What is the best time of year for a camel trek in Rajasthan?
October through March is ideal. Daytime temperatures range from 25 to 35°C and nights can drop to 5°C, so pack warm layers. April through September should be avoided, as daytime heat exceeds 43°C and conditions become genuinely brutal.
What should I bring on a camel trek in Jaisalmer
Essentials include a headlamp (there is no light at camp), warm layers that pack small (wool base, fleece and a down jacket for cold nights), a neck buff for dust, high-SPF sunscreen, lip balm, a lightweight sleeping bag liner, hand sanitiser and a filter water bottle. Keep luggage minimal, as everything goes in saddlebags on the camel. Guides carry water but you will drink more than you think.
Where does the Jaisalmer camel trek start and end?
Most multi-day treks depart from the edge of Jaisalmer’s old city, near the iconic golden sandstone fort. Your guides meet you at dawn and lead you out into the Thar Desert. The route passes through remote desert villages and open dunes, with the fort visible again on the horizon as you return on the final day.
Is a camel trek good for couples?
It is one of the best experiences in India for couples travelling without children.

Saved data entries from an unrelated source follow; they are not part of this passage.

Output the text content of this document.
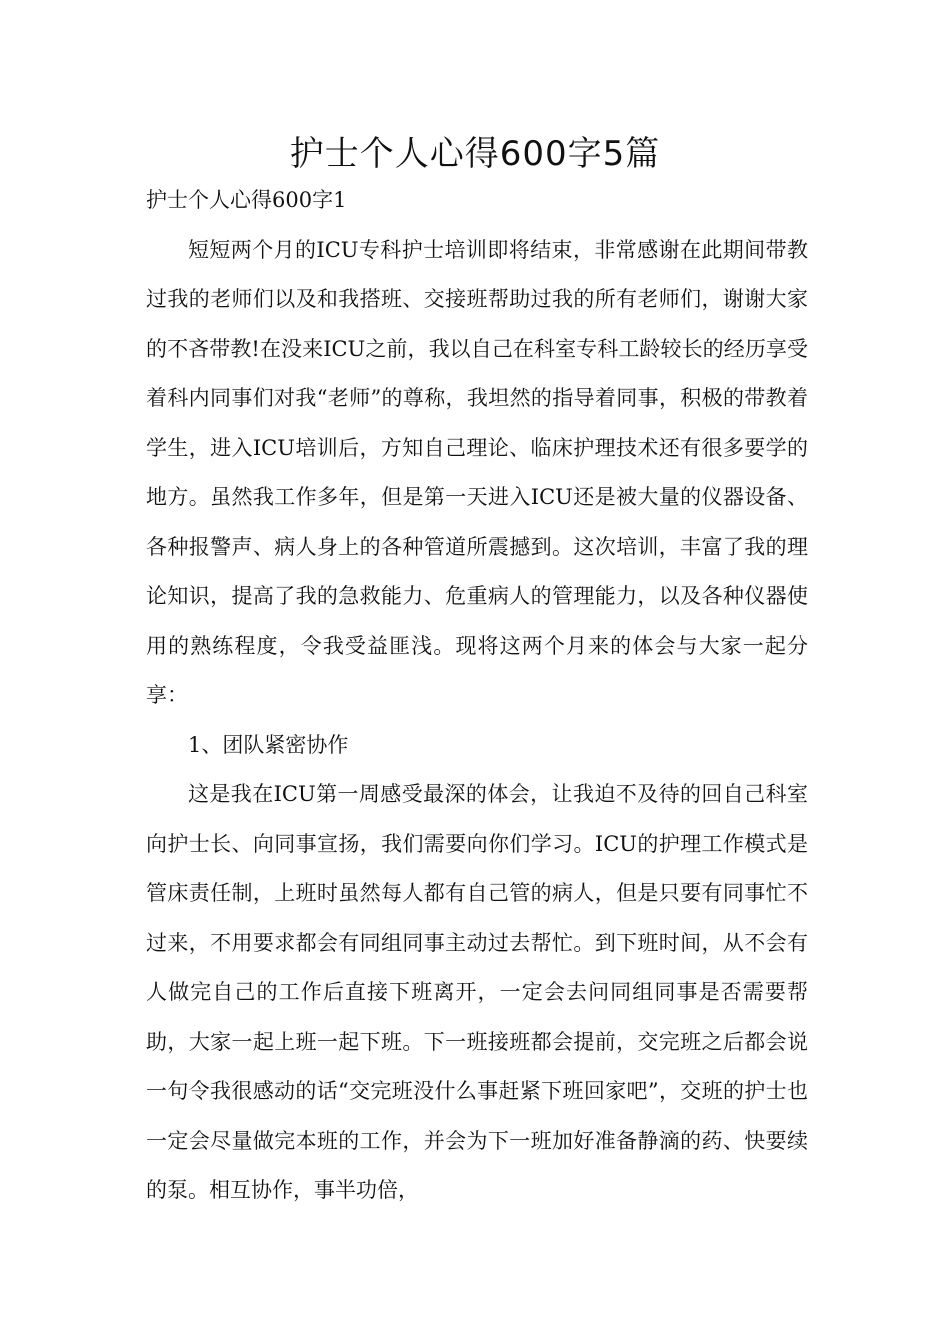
护士个人心得600字5篇

护士个人心得600字1

短短两个月的ICU专科护士培训即将结束，非常感谢在此期间带教过我的老师们以及和我搭班、交接班帮助过我的所有老师们，谢谢大家的不吝带教!在没来ICU之前，我以自己在科室专科工龄较长的经历享受着科内同事们对我“老师”的尊称，我坦然的指导着同事，积极的带教着学生，进入ICU培训后，方知自己理论、临床护理技术还有很多要学的地方。虽然我工作多年，但是第一天进入ICU还是被大量的仪器设备、各种报警声、病人身上的各种管道所震撼到。这次培训，丰富了我的理论知识，提高了我的急救能力、危重病人的管理能力，以及各种仪器使用的熟练程度，令我受益匪浅。现将这两个月来的体会与大家一起分享：

1、团队紧密协作

这是我在ICU第一周感受最深的体会，让我迫不及待的回自己科室向护士长、向同事宣扬，我们需要向你们学习。ICU的护理工作模式是管床责任制，上班时虽然每人都有自己管的病人，但是只要有同事忙不过来，不用要求都会有同组同事主动过去帮忙。到下班时间，从不会有人做完自己的工作后直接下班离开，一定会去问同组同事是否需要帮助，大家一起上班一起下班。下一班接班都会提前，交完班之后都会说一句令我很感动的话“交完班没什么事赶紧下班回家吧”，交班的护士也一定会尽量做完本班的工作，并会为下一班加好准备静滴的药、快要续的泵。相互协作，事半功倍，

The long, slow rhythm of the ride, with hours of open desert, uninterrupted conversation and no schedules, creates the kind of time together that is hard to find anywhere else. Evenings around the fire under a Milky Way sky are extraordinary.
What is the That desert like to ride through?
The Thar spreads out in shades of amber, ochre and pale gold. The dunes roll in long slow swells like a fossilised sea. The only sounds are the soft crunch of hooves in sand. The sky is enormous and painfully blue. Most people who ride through it understand quite quickly why people have fallen in love with deserts for centuries.
Is a Jaisalmer camel trek part of a larger Rajasthan itinerary?
It can be, and it works beautifully as the centrepiece of a longer trip. A 12-day Rajasthan itinerary typically combines Jaipur, Jodhpur, Udaipur and Jaisalmer, saving the camel trek for last as the journey’s most memorable experience. You can find the full route on our Rajasthan itinerary page.
What camera should I bring on a camel treck?
A mirrorless camera is the ideal choice for a desert trek. Mirrorless cameras are lighter and more compact than traditional DSLRs, which matters enormously when every gram lives on camelback, yet they deliver professional image quality capable of capturing the extraordinary light conditions of the Thar — the golden hour glow, the star-filled nights, the vast amber dunes at midday. They also tend to perform well in dusty environments. We recommend the Canon EOS R50 Mirrorless Camera as a versatile, travel-friendly option that handles everything from wide landscape shots to close portraits of your guides and camels. Bring a dust-proof bag or cover, and keep a spare battery — cold desert nights drain power faster than you expect.